Kim Eun-young proves a cheetah can change its spots
The rapper makes her debut as an actor in 'Jazzy Misfits'
Killing two birds with one stone would be the perfect proverb to describe what the film “Jazzy Misfits” means for rapper-turned-actor Kim Eun-young, better known by her stage name, Cheetah.
Not only did the movie provide the opportunity for the rapper to show off her acting chops, it gave her love life an unexpected boost when she was least expecting it.
“The overall film plot and message it was supposed to get across to the audience was pretty much set by the film production company Lezhin Entertainment,” Kim said in an interview at a cafe in Samcheong-dong in central Seoul last week.
“It was going to be about this mother and a daughter who roam around Itaewon looking for the missing youngest daughter who had run off with their money. Along the way, the film wanted to talk about biases and stereotypes, and my former agency’s CEO had shared some of my songs [with the company] and they really liked them. While we were discussing [how to input my songs], they asked me if I could feature in the film since they were going to use my music anyway.”
Kim took the offer to portray the older daughter, Sun-deok, an up-and-coming jazz singer known by her stage name “Blue.”
Taking on the role also meant Kim began working closely with actor and director Nam Yeon-woo. The pair immediately hit it off.
“We started dating before the film even went into production,” Kim said. “But we came to a mutual agreement that our work and love life should be separated. On the film set, we remained as an actor and a director.”
The couple's decision to separate their love life and working relationship helped Kim to focus on her acting debut. She says the biggest difference she noticed between performing onstage and acting was that on set, she had to repeat her scenes over and over again while on stage, she has just three minutes to give everything she's got.

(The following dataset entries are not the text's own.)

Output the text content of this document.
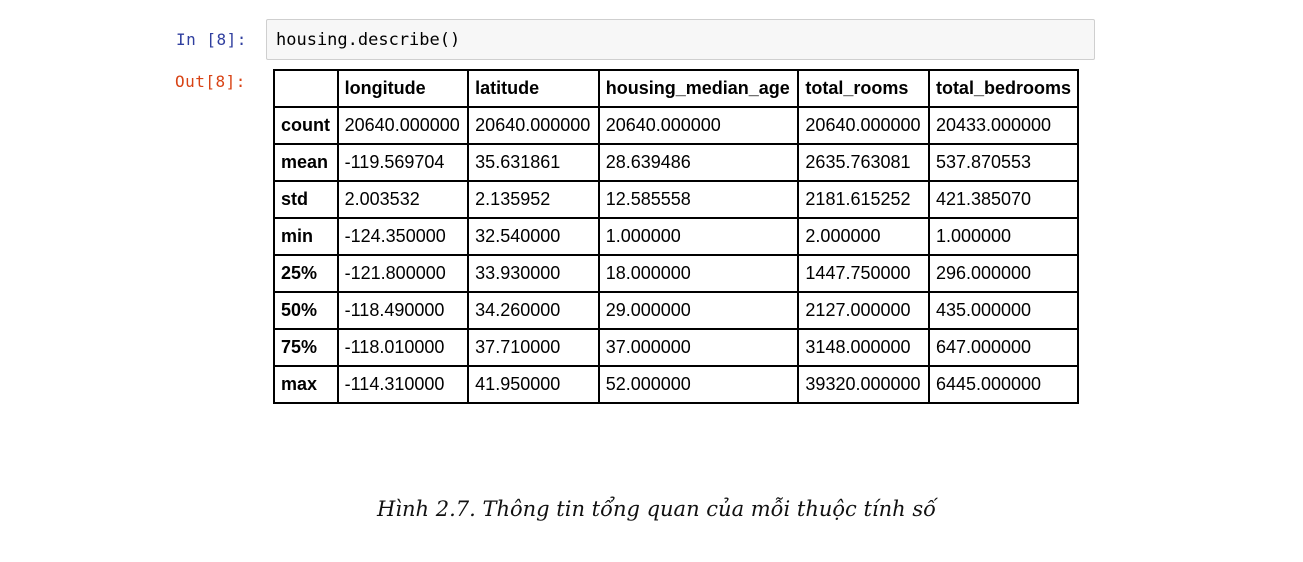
In [8]:	housing.describe()
Out[8]:
		longitude	latitude	housing_median_age	total_rooms	total_bedrooms
count	20640.000000	20640.000000	20640.000000	20640.000000	20433.000000
mean	-119.569704	35.631861	28.639486	2635.763081	537.870553
std	2.003532	2.135952	12.585558	2181.615252	421.385070
min	-124.350000	32.540000	1.000000	2.000000	1.000000
25%	-121.800000	33.930000	18.000000	1447.750000	296.000000
50%	-118.490000	34.260000	29.000000	2127.000000	435.000000
75%	-118.010000	37.710000	37.000000	3148.000000	647.000000
max	-114.310000	41.950000	52.000000	39320.000000	6445.000000
Hình 2.7. Thông tin tổng quan của mỗi thuộc tính số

“It was strange yet refreshing for me,” Kim said. “Another difference that I liked about working on films is the sense of solidarity I felt while filming. Before I acted, I had no idea that there were so many people involved in one film, nor did I know that there was going to be so many pairs of eyes watching me act [laughs]. But I liked that we were putting our heads together to create this film. Music production can be lonelier, because it’s mostly a one-person job.”

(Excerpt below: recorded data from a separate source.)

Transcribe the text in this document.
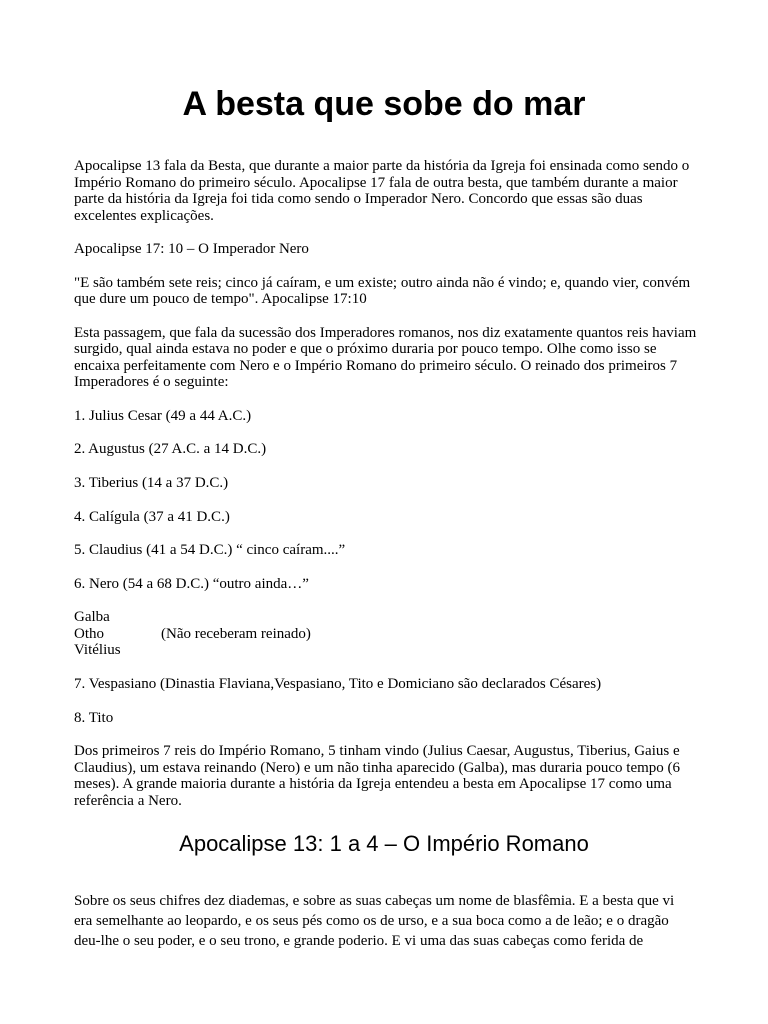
A besta que sobe do mar

Apocalipse 13 fala da Besta, que durante a maior parte da história da Igreja foi ensinada como sendo o Império Romano do primeiro século. Apocalipse 17 fala de outra besta, que também durante a maior parte da história da Igreja foi tida como sendo o Imperador Nero. Concordo que essas são duas excelentes explicações.

Apocalipse 17: 10 – O Imperador Nero

"E são também sete reis; cinco já caíram, e um existe; outro ainda não é vindo; e, quando vier, convém que dure um pouco de tempo". Apocalipse 17:10

Esta passagem, que fala da sucessão dos Imperadores romanos, nos diz exatamente quantos reis haviam surgido, qual ainda estava no poder e que o próximo duraria por pouco tempo. Olhe como isso se encaixa perfeitamente com Nero e o Império Romano do primeiro século. O reinado dos primeiros 7 Imperadores é o seguinte:

1. Julius Cesar (49 a 44 A.C.)

2. Augustus (27 A.C. a 14 D.C.)

3. Tiberius (14 a 37 D.C.)

4. Calígula (37 a 41 D.C.)

5. Claudius (41 a 54 D.C.) “ cinco caíram....”

6. Nero (54 a 68 D.C.) “outro ainda…”

Galba
Otho	(Não receberam reinado)
Vitélius

7. Vespasiano (Dinastia Flaviana,Vespasiano, Tito e Domiciano são declarados Césares)

8. Tito

Dos primeiros 7 reis do Império Romano, 5 tinham vindo (Julius Caesar, Augustus, Tiberius, Gaius e Claudius), um estava reinando (Nero) e um não tinha aparecido (Galba), mas duraria pouco tempo (6 meses). A grande maioria durante a história da Igreja entendeu a besta em Apocalipse 17 como uma referência a Nero.

Apocalipse 13: 1 a 4 – O Império Romano
Sobre os seus chifres dez diademas, e sobre as suas cabeças um nome de blasfêmia. E a besta que vi
era semelhante ao leopardo, e os seus pés como os de urso, e a sua boca como a de leão; e o dragão
deu-lhe o seu poder, e o seu trono, e grande poderio. E vi uma das suas cabeças como ferida de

All of the five songs featured in the film were produced and performed by Kim. The five-part EP, also titled "Jazzy Misfits," was released on May 25 — which, coincidentally, is her birthday.
“I feel like I’m reborn because, in a way, I’ve achieved my childhood dream [to be a singer],” Kim said. “Just the fact that the audience can see and hear me sing is truly special for me.”
Although the rapper rose to stardom through her powerful performances, witty lyrics and her clear yet distinct diction in the first season of the hip-hop competition show “Unpretty Rapstar” (2015) on Mnet, she originally wanted to become a singer.
However, her dream was dashed when she was hit by a bus at just 17 years old and had to receive major brain surgery. After she recovered, her voice became huskier and she turned to rap instead.
Not only does the audience get a chance to see Kim's singing skills, “Jazzy Misfits” is also set in the neighborhood she currently lives in, Itaewon.
The neighborhood is known to be a safe haven for many types of people deemed misfits by Korean society.
“The film doesn’t say that we should embrace them all or try to understand them,” Kim said. “The characters just face each of the ‘misfits’ without being particularly surprised or treating them differently. That’s the heart of the message.”
As the film is set in the pre-coronavirus Itaewon, the audience can also see the bustling and vibrant sides of the neighborhood.
“It was sort of a relief to see the bubbling streets once again,” Kim confided. “I live in Itaewon, and I love to walk and discover new pubs and restaurants with my friends. The funny thing about this neighborhood is that each street offers an entirely different set of attractions and entertainments to enjoy. It’s a great place for an artist to gain inspiration, and I hope the old Itaewon is revived again soon.”
While misfits is one of the main themes, the relationship between mother and daughter is the essence of the movie. The characters themselves are such polar opposites they barely seem related, but their relationship develops throughout the film.
Sun-deok is guarded and doesn't reveal her emotions, but when she sings a song dedicated to her mother, both characters are moved to tears, although her mother quickly leaves so her daughter doesn't see her cry.
“I think Sun-deok cried because she understood her mother — despite how incompatible and mismatched they were,” Kim said. “It wasn’t originally a scene where she cries, and I don’t think I would have been able to cry if it was written in the script. I just cried, unable to withhold my emotions, but thankfully, Nam and the rest of the staff thought that this reaction was better.”
It is the same scene that led Kim to break down in tears when watching the film for the press event last week as she thought of her own mother.
When asked to imagine what would happen to the two characters after their emotional outpouring, Kim said she thinks that the two would have had a meal together.
“I think Cho-mi [the mother] would have nonchalantly said in passing to come by sometime for a meal,” Kim said. “And after bickering a bit, I think Sun-deok would have gone to her because she always wanted her mother’s affection. But after that, [like in the film’s ending,] they would have gone back to live their separate lives.”